Frank J. Buchman

Cowboy • Horseman • Writer

Farmers’ Tax Liability To Rise As Tax Breaks Expire In 2025

Farmers would face an increased federal tax liability of billions of dollars following the expiration of Trump-era tax breaks in 2025, USDA economists said.

The biggest impact, estimated at a combined $4.5 billion, would come from reduced income tax rates on individuals, an increased standard deduction, a cap on the deduction for state and local taxes, and the elimination of the personal exemption.

“While the corporate tax rate reductions created in the 2017 Tax Cuts and Jobs Act were permanent, some changes to federal individual income and estate tax policies were temporary and are scheduled to expire in 2025,” said the Economic Research Service (ERS) report. Changes would affect 97.6 percent of family farms.

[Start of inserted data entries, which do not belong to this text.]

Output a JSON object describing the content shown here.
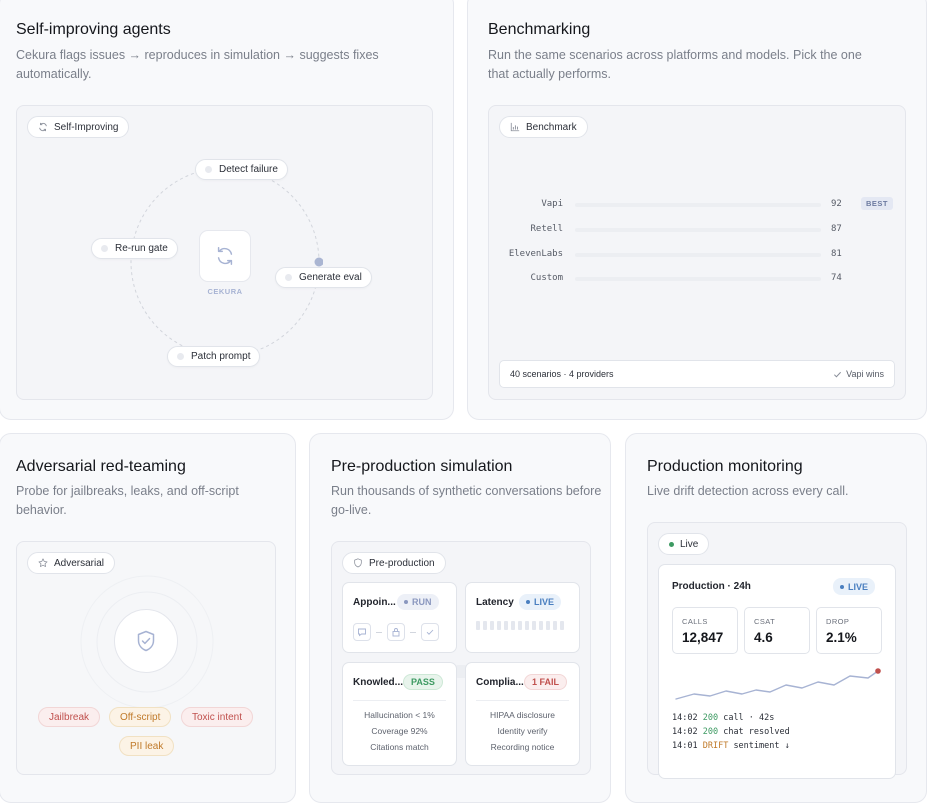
{
  "self_improving": {
    "title": "Self-improving agents",
    "description_line1": "Cekura flags issues → reproduces in simulation → suggests fixes",
    "description_line2": "automatically.",
    "chip": "Self-Improving",
    "center_label": "CEKURA",
    "nodes": [
      "Detect failure",
      "Generate eval",
      "Patch prompt",
      "Re-run gate"
    ]
  },
  "benchmarking": {
    "title": "Benchmarking",
    "description_line1": "Run the same scenarios across platforms and models. Pick the one",
    "description_line2": "that actually performs.",
    "chip": "Benchmark",
    "rows": [
      {
        "label": "Vapi",
        "value": "92"
      },
      {
        "label": "Retell",
        "value": "87"
      },
      {
        "label": "ElevenLabs",
        "value": "81"
      },
      {
        "label": "Custom",
        "value": "74"
      }
    ],
    "best_badge": "BEST",
    "footer_left": "40 scenarios · 4 providers",
    "footer_right": "Vapi wins"
  },
  "adversarial": {
    "title": "Adversarial red-teaming",
    "description_line1": "Probe for jailbreaks, leaks, and off-script",
    "description_line2": "behavior.",
    "chip": "Adversarial",
    "tags": [
      "Jailbreak",
      "Off-script",
      "Toxic intent",
      "PII leak"
    ]
  },
  "preproduction": {
    "title": "Pre-production simulation",
    "description_line1": "Run thousands of synthetic conversations before",
    "description_line2": "go-live.",
    "chip": "Pre-production",
    "cards": [
      {
        "title": "Appoin...",
        "status": "RUN"
      },
      {
        "title": "Latency",
        "status": "LIVE"
      },
      {
        "title": "Knowled...",
        "status": "PASS",
        "checks": [
          "Hallucination < 1%",
          "Coverage 92%",
          "Citations match"
        ]
      },
      {
        "title": "Complia...",
        "status": "1 FAIL",
        "checks": [
          "HIPAA disclosure",
          "Identity verify",
          "Recording notice"
        ]
      }
    ]
  },
  "monitoring": {
    "title": "Production monitoring",
    "description": "Live drift detection across every call.",
    "chip": "Live",
    "panel_title": "Production · 24h",
    "panel_badge": "LIVE",
    "metrics": [
      {
        "label": "CALLS",
        "value": "12,847"
      },
      {
        "label": "CSAT",
        "value": "4.6"
      },
      {
        "label": "DROP",
        "value": "2.1%"
      }
    ],
    "logs": [
      {
        "time": "14:02",
        "code": "200",
        "text": "call · 42s"
      },
      {
        "time": "14:02",
        "code": "200",
        "text": "chat resolved"
      },
      {
        "time": "14:01",
        "code": "DRIFT",
        "text": "sentiment ↓"
      }
    ]
  },
  "colors": {
    "accent_blue": "#4a7fc0",
    "pass_green": "#3d9a62",
    "fail_red": "#c0504d",
    "drift_orange": "#c07a2a"
  }
}
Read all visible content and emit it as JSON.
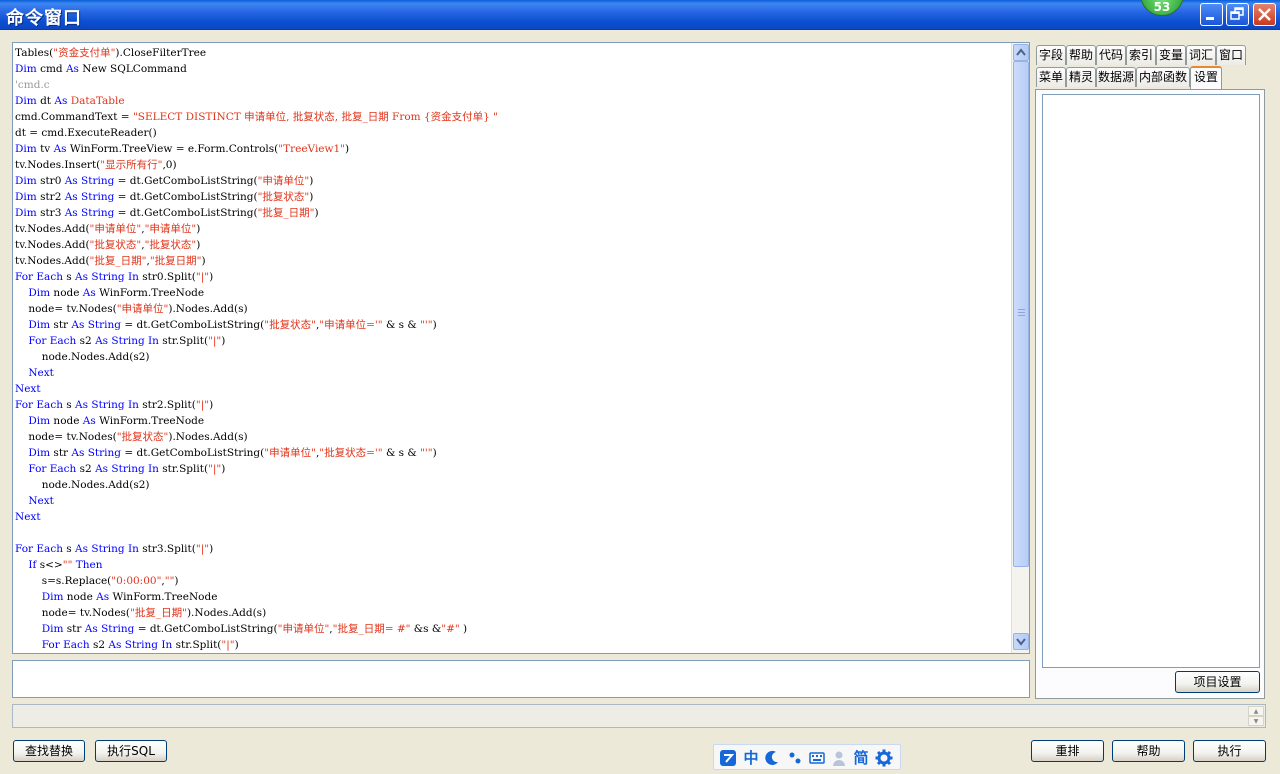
{
  "window": {
    "title": "命令窗口",
    "badge": "53"
  },
  "code_lines": [
    [
      [
        "t",
        "Tables("
      ],
      [
        "s",
        "\"资金支付单\""
      ],
      [
        "t",
        ").CloseFilterTree"
      ]
    ],
    [
      [
        "k",
        "Dim"
      ],
      [
        "t",
        " cmd "
      ],
      [
        "k",
        "As"
      ],
      [
        "t",
        " New SQLCommand"
      ]
    ],
    [
      [
        "c",
        "'cmd.c"
      ]
    ],
    [
      [
        "k",
        "Dim"
      ],
      [
        "t",
        " dt "
      ],
      [
        "k",
        "As"
      ],
      [
        "t",
        " "
      ],
      [
        "s",
        "DataTable"
      ]
    ],
    [
      [
        "t",
        "cmd.CommandText = "
      ],
      [
        "s",
        "\"SELECT DISTINCT 申请单位, 批复状态, 批复_日期 From {资金支付单} \""
      ]
    ],
    [
      [
        "t",
        "dt = cmd.ExecuteReader()"
      ]
    ],
    [
      [
        "k",
        "Dim"
      ],
      [
        "t",
        " tv "
      ],
      [
        "k",
        "As"
      ],
      [
        "t",
        " WinForm.TreeView = e.Form.Controls("
      ],
      [
        "s",
        "\"TreeView1\""
      ],
      [
        "t",
        ")"
      ]
    ],
    [
      [
        "t",
        "tv.Nodes.Insert("
      ],
      [
        "s",
        "\"显示所有行\""
      ],
      [
        "t",
        ",0)"
      ]
    ],
    [
      [
        "k",
        "Dim"
      ],
      [
        "t",
        " str0 "
      ],
      [
        "k",
        "As"
      ],
      [
        "t",
        " "
      ],
      [
        "k",
        "String"
      ],
      [
        "t",
        " = dt.GetComboListString("
      ],
      [
        "s",
        "\"申请单位\""
      ],
      [
        "t",
        ")"
      ]
    ],
    [
      [
        "k",
        "Dim"
      ],
      [
        "t",
        " str2 "
      ],
      [
        "k",
        "As"
      ],
      [
        "t",
        " "
      ],
      [
        "k",
        "String"
      ],
      [
        "t",
        " = dt.GetComboListString("
      ],
      [
        "s",
        "\"批复状态\""
      ],
      [
        "t",
        ")"
      ]
    ],
    [
      [
        "k",
        "Dim"
      ],
      [
        "t",
        " str3 "
      ],
      [
        "k",
        "As"
      ],
      [
        "t",
        " "
      ],
      [
        "k",
        "String"
      ],
      [
        "t",
        " = dt.GetComboListString("
      ],
      [
        "s",
        "\"批复_日期\""
      ],
      [
        "t",
        ")"
      ]
    ],
    [
      [
        "t",
        "tv.Nodes.Add("
      ],
      [
        "s",
        "\"申请单位\""
      ],
      [
        "t",
        ","
      ],
      [
        "s",
        "\"申请单位\""
      ],
      [
        "t",
        ")"
      ]
    ],
    [
      [
        "t",
        "tv.Nodes.Add("
      ],
      [
        "s",
        "\"批复状态\""
      ],
      [
        "t",
        ","
      ],
      [
        "s",
        "\"批复状态\""
      ],
      [
        "t",
        ")"
      ]
    ],
    [
      [
        "t",
        "tv.Nodes.Add("
      ],
      [
        "s",
        "\"批复_日期\""
      ],
      [
        "t",
        ","
      ],
      [
        "s",
        "\"批复日期\""
      ],
      [
        "t",
        ")"
      ]
    ],
    [
      [
        "k",
        "For Each"
      ],
      [
        "t",
        " s "
      ],
      [
        "k",
        "As"
      ],
      [
        "t",
        " "
      ],
      [
        "k",
        "String"
      ],
      [
        "t",
        " "
      ],
      [
        "k",
        "In"
      ],
      [
        "t",
        " str0.Split("
      ],
      [
        "s",
        "\"|\""
      ],
      [
        "t",
        ")"
      ]
    ],
    [
      [
        "t",
        "    "
      ],
      [
        "k",
        "Dim"
      ],
      [
        "t",
        " node "
      ],
      [
        "k",
        "As"
      ],
      [
        "t",
        " WinForm.TreeNode"
      ]
    ],
    [
      [
        "t",
        "    node= tv.Nodes("
      ],
      [
        "s",
        "\"申请单位\""
      ],
      [
        "t",
        ").Nodes.Add(s)"
      ]
    ],
    [
      [
        "t",
        "    "
      ],
      [
        "k",
        "Dim"
      ],
      [
        "t",
        " str "
      ],
      [
        "k",
        "As"
      ],
      [
        "t",
        " "
      ],
      [
        "k",
        "String"
      ],
      [
        "t",
        " = dt.GetComboListString("
      ],
      [
        "s",
        "\"批复状态\""
      ],
      [
        "t",
        ","
      ],
      [
        "s",
        "\"申请单位='\""
      ],
      [
        "t",
        " & s & "
      ],
      [
        "s",
        "\"'\""
      ],
      [
        "t",
        ")"
      ]
    ],
    [
      [
        "t",
        "    "
      ],
      [
        "k",
        "For Each"
      ],
      [
        "t",
        " s2 "
      ],
      [
        "k",
        "As"
      ],
      [
        "t",
        " "
      ],
      [
        "k",
        "String"
      ],
      [
        "t",
        " "
      ],
      [
        "k",
        "In"
      ],
      [
        "t",
        " str.Split("
      ],
      [
        "s",
        "\"|\""
      ],
      [
        "t",
        ")"
      ]
    ],
    [
      [
        "t",
        "        node.Nodes.Add(s2)"
      ]
    ],
    [
      [
        "t",
        "    "
      ],
      [
        "k",
        "Next"
      ]
    ],
    [
      [
        "k",
        "Next"
      ]
    ],
    [
      [
        "k",
        "For Each"
      ],
      [
        "t",
        " s "
      ],
      [
        "k",
        "As"
      ],
      [
        "t",
        " "
      ],
      [
        "k",
        "String"
      ],
      [
        "t",
        " "
      ],
      [
        "k",
        "In"
      ],
      [
        "t",
        " str2.Split("
      ],
      [
        "s",
        "\"|\""
      ],
      [
        "t",
        ")"
      ]
    ],
    [
      [
        "t",
        "    "
      ],
      [
        "k",
        "Dim"
      ],
      [
        "t",
        " node "
      ],
      [
        "k",
        "As"
      ],
      [
        "t",
        " WinForm.TreeNode"
      ]
    ],
    [
      [
        "t",
        "    node= tv.Nodes("
      ],
      [
        "s",
        "\"批复状态\""
      ],
      [
        "t",
        ").Nodes.Add(s)"
      ]
    ],
    [
      [
        "t",
        "    "
      ],
      [
        "k",
        "Dim"
      ],
      [
        "t",
        " str "
      ],
      [
        "k",
        "As"
      ],
      [
        "t",
        " "
      ],
      [
        "k",
        "String"
      ],
      [
        "t",
        " = dt.GetComboListString("
      ],
      [
        "s",
        "\"申请单位\""
      ],
      [
        "t",
        ","
      ],
      [
        "s",
        "\"批复状态='\""
      ],
      [
        "t",
        " & s & "
      ],
      [
        "s",
        "\"'\""
      ],
      [
        "t",
        ")"
      ]
    ],
    [
      [
        "t",
        "    "
      ],
      [
        "k",
        "For Each"
      ],
      [
        "t",
        " s2 "
      ],
      [
        "k",
        "As"
      ],
      [
        "t",
        " "
      ],
      [
        "k",
        "String"
      ],
      [
        "t",
        " "
      ],
      [
        "k",
        "In"
      ],
      [
        "t",
        " str.Split("
      ],
      [
        "s",
        "\"|\""
      ],
      [
        "t",
        ")"
      ]
    ],
    [
      [
        "t",
        "        node.Nodes.Add(s2)"
      ]
    ],
    [
      [
        "t",
        "    "
      ],
      [
        "k",
        "Next"
      ]
    ],
    [
      [
        "k",
        "Next"
      ]
    ],
    [],
    [
      [
        "k",
        "For Each"
      ],
      [
        "t",
        " s "
      ],
      [
        "k",
        "As"
      ],
      [
        "t",
        " "
      ],
      [
        "k",
        "String"
      ],
      [
        "t",
        " "
      ],
      [
        "k",
        "In"
      ],
      [
        "t",
        " str3.Split("
      ],
      [
        "s",
        "\"|\""
      ],
      [
        "t",
        ")"
      ]
    ],
    [
      [
        "t",
        "    "
      ],
      [
        "k",
        "If"
      ],
      [
        "t",
        " s<>"
      ],
      [
        "s",
        "\"\""
      ],
      [
        "t",
        " "
      ],
      [
        "k",
        "Then"
      ]
    ],
    [
      [
        "t",
        "        s=s.Replace("
      ],
      [
        "s",
        "\"0:00:00\""
      ],
      [
        "t",
        ","
      ],
      [
        "s",
        "\"\""
      ],
      [
        "t",
        ")"
      ]
    ],
    [
      [
        "t",
        "        "
      ],
      [
        "k",
        "Dim"
      ],
      [
        "t",
        " node "
      ],
      [
        "k",
        "As"
      ],
      [
        "t",
        " WinForm.TreeNode"
      ]
    ],
    [
      [
        "t",
        "        node= tv.Nodes("
      ],
      [
        "s",
        "\"批复_日期\""
      ],
      [
        "t",
        ").Nodes.Add(s)"
      ]
    ],
    [
      [
        "t",
        "        "
      ],
      [
        "k",
        "Dim"
      ],
      [
        "t",
        " str "
      ],
      [
        "k",
        "As"
      ],
      [
        "t",
        " "
      ],
      [
        "k",
        "String"
      ],
      [
        "t",
        " = dt.GetComboListString("
      ],
      [
        "s",
        "\"申请单位\""
      ],
      [
        "t",
        ","
      ],
      [
        "s",
        "\"批复_日期= #\""
      ],
      [
        "t",
        " &s &"
      ],
      [
        "s",
        "\"#\""
      ],
      [
        "t",
        " )"
      ]
    ],
    [
      [
        "t",
        "        "
      ],
      [
        "k",
        "For Each"
      ],
      [
        "t",
        " s2 "
      ],
      [
        "k",
        "As"
      ],
      [
        "t",
        " "
      ],
      [
        "k",
        "String"
      ],
      [
        "t",
        " "
      ],
      [
        "k",
        "In"
      ],
      [
        "t",
        " str.Split("
      ],
      [
        "s",
        "\"|\""
      ],
      [
        "t",
        ")"
      ]
    ]
  ],
  "right_panel": {
    "tabs_row1": [
      "字段",
      "帮助",
      "代码",
      "索引",
      "变量",
      "词汇",
      "窗口"
    ],
    "tabs_row2": [
      "菜单",
      "精灵",
      "数据源",
      "内部函数",
      "设置"
    ],
    "active_tab": "设置",
    "project_settings_label": "项目设置"
  },
  "buttons": {
    "find_replace": "查找替换",
    "exec_sql": "执行SQL",
    "rearrange": "重排",
    "help": "帮助",
    "execute": "执行"
  },
  "ime": {
    "chinese": "中",
    "simplified": "简"
  }
}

The largest farms would experience the largest incomes in estimated income tax liability measured in dollars.

The largest increases in percentage terms would fall on farm households with moderate sales, said the ERS.

The second-largest impact, estimated at $2.2 billion, would come from expiration of the qualified business income deduction (QBID) of 20 percent on profits passed through to households from farms and other businesses not organized as corporations.

About 45 percent of farm households benefit from the deduction, estimated the USDA. It said QBID was created “to provide parity with the reduction in corporate taxes.”

The 2017 tax cut increased the exemption from the federal estate tax to $11.18 million for farms and other estates. That exemption would drop to $6.98 million in 2025.

The portion of farm estates that would owe estate taxes would increase to 1 percent from the current 0.3 percent, said the ERS.

The amount paid in federal estate taxes would double to $1.2 billion.

In the report, the ERS also analyzed the effect of reviving the child tax credit that expired in 2021 and making it permanent.